Para muitos observadores, seu comentário lembrou a visão de Orwell de uma sociedade totalitária na qual a linguagem se torna uma arma política e a própria realidade é definida por quem está no poder. Essa observação gerou uma enxurrada de mensagens no Twitter mencionando Orwell e “1984”. O livro começou a subir na lista da Amazon, o que, por sua vez, atraiu mais leitores, em uma espécie de resposta orientada por algoritmos. Foi uma publicidade gratuita e imensa para um romance de 68 anos de idade.

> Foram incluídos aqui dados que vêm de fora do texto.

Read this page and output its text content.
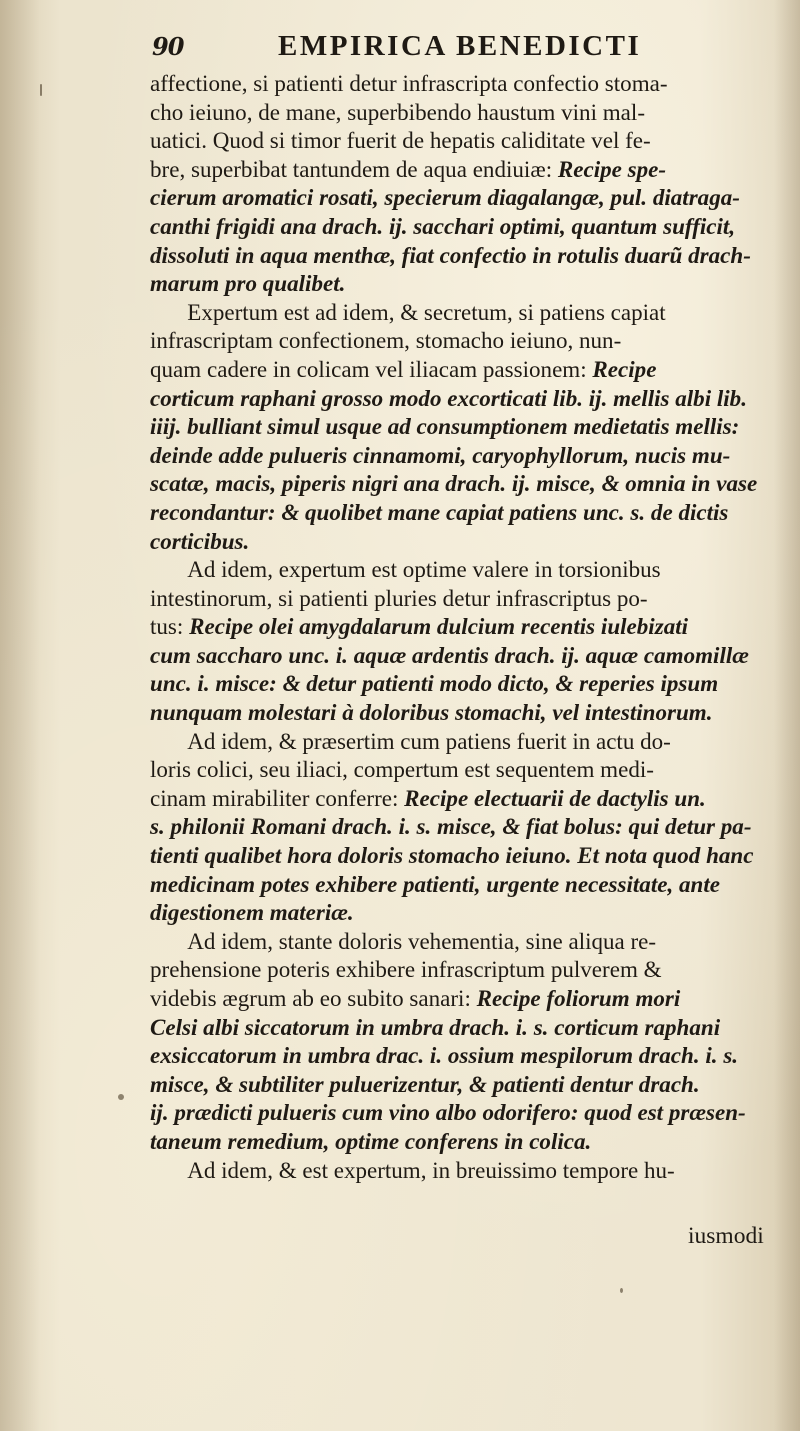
90	EMPIRICA BENEDICTI
affectione, si patienti detur infrascripta confectio stoma-
cho ieiuno, de mane, superbibendo haustum vini mal-
uatici. Quod si timor fuerit de hepatis caliditate vel fe-
bre, superbibat tantundem de aqua endiuiæ: Recipe spe-
cierum aromatici rosati, specierum diagalangæ, pul. diatraga-
canthi frigidi ana drach. ij. sacchari optimi, quantum sufficit,
dissoluti in aqua menthæ, fiat confectio in rotulis duarũ drach-
marum pro qualibet.
Expertum est ad idem, & secretum, si patiens capiat
infrascriptam confectionem, stomacho ieiuno, nun-
quam cadere in colicam vel iliacam passionem: Recipe
corticum raphani grosso modo excorticati lib. ij. mellis albi lib.
iiij. bulliant simul usque ad consumptionem medietatis mellis:
deinde adde pulueris cinnamomi, caryophyllorum, nucis mu-
scatæ, macis, piperis nigri ana drach. ij. misce, & omnia in vase
recondantur: & quolibet mane capiat patiens unc. s. de dictis
corticibus.
Ad idem, expertum est optime valere in torsionibus
intestinorum, si patienti pluries detur infrascriptus po-
tus: Recipe olei amygdalarum dulcium recentis iulebizati
cum saccharo unc. i. aquæ ardentis drach. ij. aquæ camomillæ
unc. i. misce: & detur patienti modo dicto, & reperies ipsum
nunquam molestari à doloribus stomachi, vel intestinorum.
Ad idem, & præsertim cum patiens fuerit in actu do-
loris colici, seu iliaci, compertum est sequentem medi-
cinam mirabiliter conferre: Recipe electuarii de dactylis un.
s. philonii Romani drach. i. s. misce, & fiat bolus: qui detur pa-
tienti qualibet hora doloris stomacho ieiuno. Et nota quod hanc
medicinam potes exhibere patienti, urgente necessitate, ante
digestionem materiæ.
Ad idem, stante doloris vehementia, sine aliqua re-
prehensione poteris exhibere infrascriptum pulverem &
videbis ægrum ab eo subito sanari: Recipe foliorum mori
Celsi albi siccatorum in umbra drach. i. s. corticum raphani
exsiccatorum in umbra drac. i. ossium mespilorum drach. i. s.
misce, & subtiliter puluerizentur, & patienti dentur drach.
ij. prædicti pulueris cum vino albo odorifero: quod est præsen-
taneum remedium, optime conferens in colica.
Ad idem, & est expertum, in breuissimo tempore hu-
iusmodi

O apresentador da CNN, Van Jones, recentemente leu uma famosa passagem do livro sobre a tentativa de forçar os cidadãos a “rejeitar as provas vistas e ouvidas” e pediu que os telespectadores não se tornem complacentes quando confrontados com uma imensidão de falsidades. “Não vamos tomar o caminho orwelliano, e espero que Trump não esteja tentando nos levar por ele”, disse.

Claro, não é a primeira vez que leitores e especialistas utilizam o romance para criticar ações e declarações de um governo. A correlação se tornou um padrão, a ponto de o nome de Orwell virar adjetivo. E porque tantos leitores americanos tiveram que ler o livro na escola ou na faculdade, a maioria tem uma certa familiaridade com seus temas básicos, como os perigos do autoritarismo e o uso de termos como “Big Brother”, que pode descrever uma infinidade de coisas, desde o Google até a segurança nacional.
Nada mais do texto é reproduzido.